The National Building Museum
The National Building Museum in Washington, D.C. might seem an odd choice to include in a list of off-the-beaten-path venues: after all, it’s a standout in a city of museums, second only to New York in the United States, and it lies within an easy walk of such heavily visited sites as the White House and the Washington Monument. Yet, in its splendid home inside a restored federal office building whose historic core was designed by Mongomery Meigs—the architect, as it were, of the Arlington National Cemetery as well—the National Building Museum is comparatively little visited.
That seems a shame, not least because its exhibits, devoted to the arts of architecture and urban design, are so fascinating, and its very intent so Jeffersonian. But even were the NBM as packed as, say, the Air and Space Museum on the National Mall, the crowd would be lost inside the vastness of the central courtyard, which is a true sight to behold. As a bonus, the museum also houses what many cognoscenti consider to be the best museum shop in the country.
The Clyfford Still Museum
Clyfford Still was an Abstract Expressionist painter twice removed: that is to say, he was an exponent of an artistic movement that had come to the United States by way of German inspiration by way of New York, where most of its practitioners on this side of the water lived. Still, though, lived most of his days in faraway places such as North Dakota, California, and Maryland, where he spent his last years. His estate offered a grand but fraught bargain: If a city were to devote a museum entirely and exclusively to Still’s work, then that city would receive his archive; otherwise, it would be sealed. Denver, Colorado, already boasting a fine public art museum and one of the best public library systems in the country, offered a site, and in November 2011 the Clyfford Still Museum opened. Located just across the street from the Denver Art Museum in an area of downtown that is steadily being remade for some future vision of the city, the museum contains some 2,400 of Still’s works. It’s interesting on its own terms as an architectural artifact as well.
The Brown County Agricultural Museum
Everywhere I go out on the back roads these days, it seems, I find a new farm museum. One of the most interesting I’ve yet seen is not far from the exact geographic center of the lower forty-eight states, in the small, handsome town of Hiawatha, Kansas. I first traveled there years ago to see the Davis Memorial, a curious group of statues surrounding a family tomb that depicted the changing life of a long-married couple over several decades. The memorial is a great piece of Americana, and so, too, is the long line of windmills that stretches out just across the road, filling the horizon above fields of wheat, corn, and sunflowers.
The Brown County Agriculture Museum is a petting zoo of such windmills, more than forty of them arrayed along the appropriately named Windmill Lane, all in perfect working order. In addition, the museum houses dozens of old tractors, engines, and farm contraptions of every kind.
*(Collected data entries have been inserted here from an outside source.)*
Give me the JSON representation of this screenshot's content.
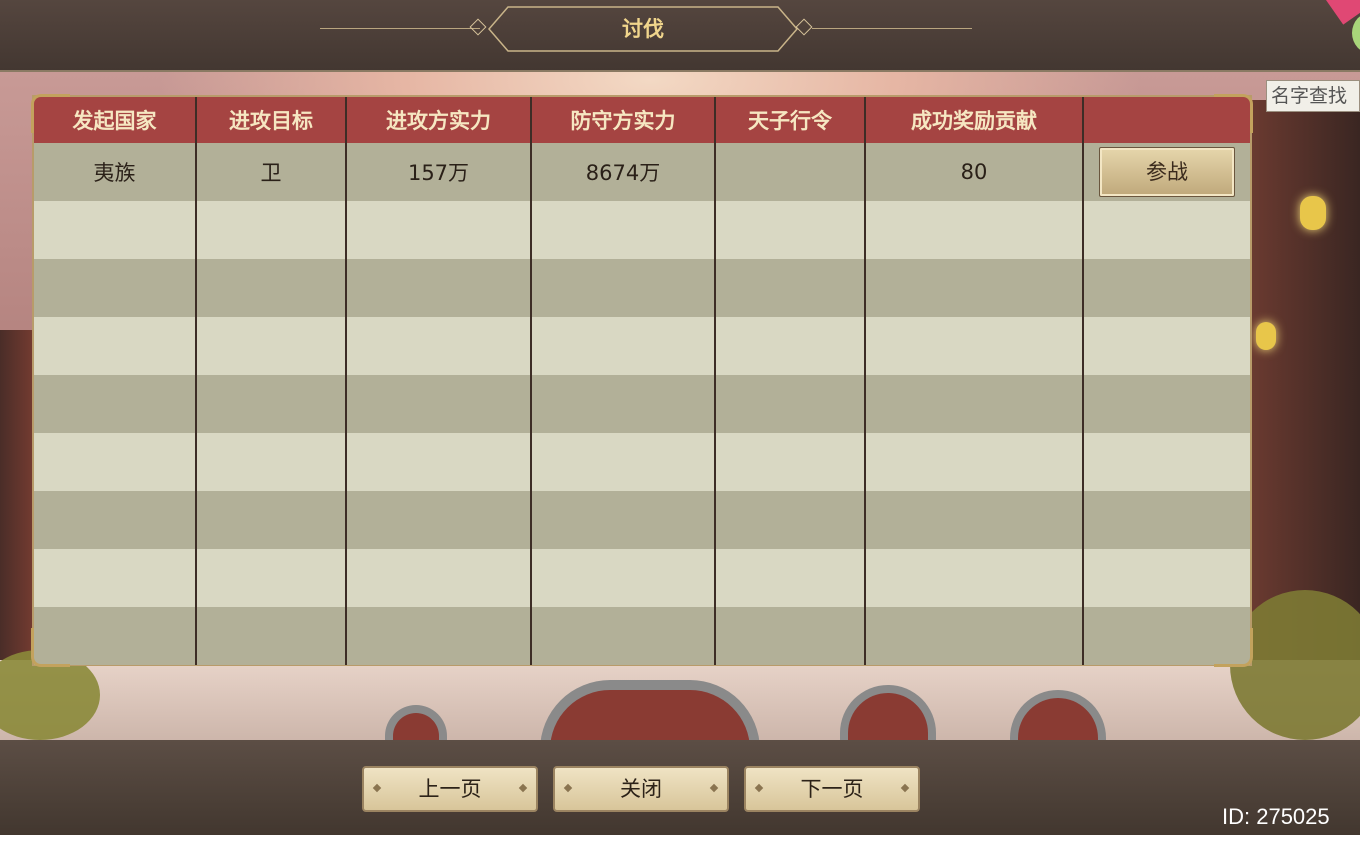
{
  "header": {
    "title": "讨伐"
  },
  "search": {
    "placeholder": "名字查找"
  },
  "table": {
    "columns": [
      "发起国家",
      "进攻目标",
      "进攻方实力",
      "防守方实力",
      "天子行令",
      "成功奖励贡献",
      ""
    ],
    "rows": [
      {
        "nation": "夷族",
        "target": "卫",
        "attack_power": "157万",
        "defense_power": "8674万",
        "decree": "",
        "reward": "80",
        "action": "参战"
      }
    ]
  },
  "footer": {
    "prev_label": "上一页",
    "close_label": "关闭",
    "next_label": "下一页",
    "id_text": "ID: 275025"
  }
}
Find your way there, just fifty miles or so from the coast-to-coast interstate highway to the south, and you’ll practically be able to watch the years roll back—a very neat trick indeed. The museum is open from 10:00 to 4:00 Monday through Friday, and it’s well worth a visit.
The National Mustard Museum
Finally, there’s the National Mustard Museum in Middleton, Wisconsin, not far from Madison. A museum devoted to mustard, you say? Well, mustard is an essential accompaniment to bratwurst, which figures prominently in the Wisconsonian diet.
Moreover, it’s an object of affection for the collector who has assembled it since 1986, gathering more than five thousand specimens of the condiment from around the world. Suffice it to say that if you, too, are a fan of the spicy stuff, then you’ll want to visit.